Draußen ist alles ruhig, im Moment ist in vielen Gegenden sogar alles bis über die Maßen unter Schnee begraben.
Im Wiener Raum ist Schnee allerdings eher eine kurzlebige Angelegenheit, bisher jedenfalls.

 

 

 

 

 

 

Egal ob nun Schnee liegt oder nicht, vor meinem Fenster in den Garten beobachte ich den ganzen Winter hindurch die Vögel beim Futtern von Körndln aller Art. Da muss was dran sein… oder besser: drinnen.

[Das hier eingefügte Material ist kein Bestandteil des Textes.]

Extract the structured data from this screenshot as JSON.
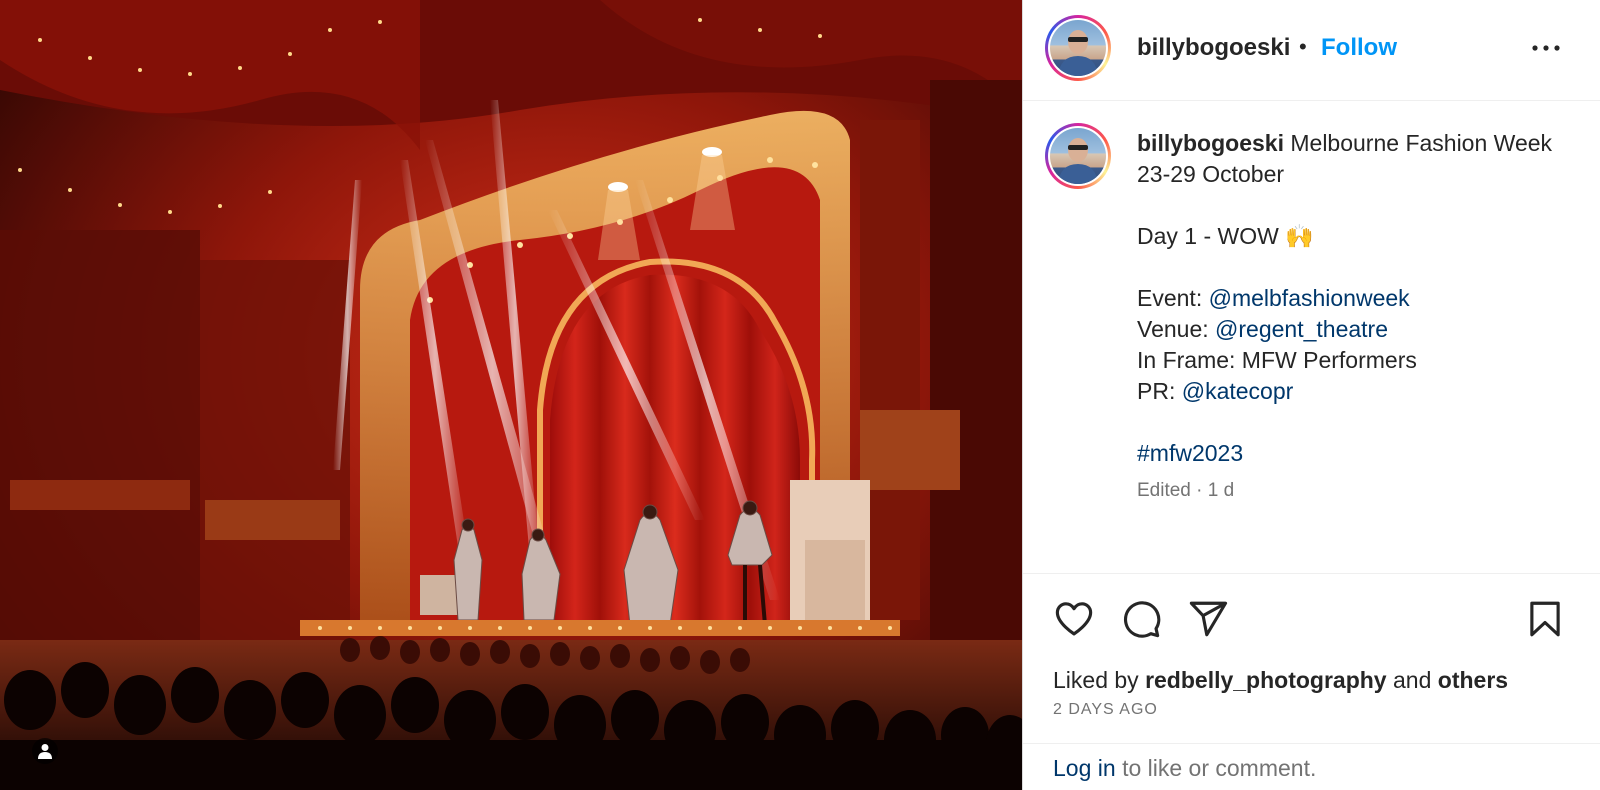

Es hat sich in der gefiederten Gang der Finken, Meisen und den Sperlingen herumgesprochen, dass die Körnertheke an der Kolkwitzia gut gefüllt ist . Bei Plusgraden wird von den Amseln, Drosseln und Co. aber auch in der Erde fest gestochert. Sind ja nicht alle Vegetarier. Die Rotkehlchen bevorzugen meiner Beobachtung nach auch das Getier im Boden, aber zur Not steigen sie auch auf Vegetarisches um.

 

Apropos Körndln und Sämereien… Ein willkommenes Geschenk einer Freundin, eine Packung Radieschensamen zum Keimen nach dem Teebeutelprinzip, hat mich nun angeregt, ein paar Zeilen dem Thema Keimen von Sämereien zu widmen.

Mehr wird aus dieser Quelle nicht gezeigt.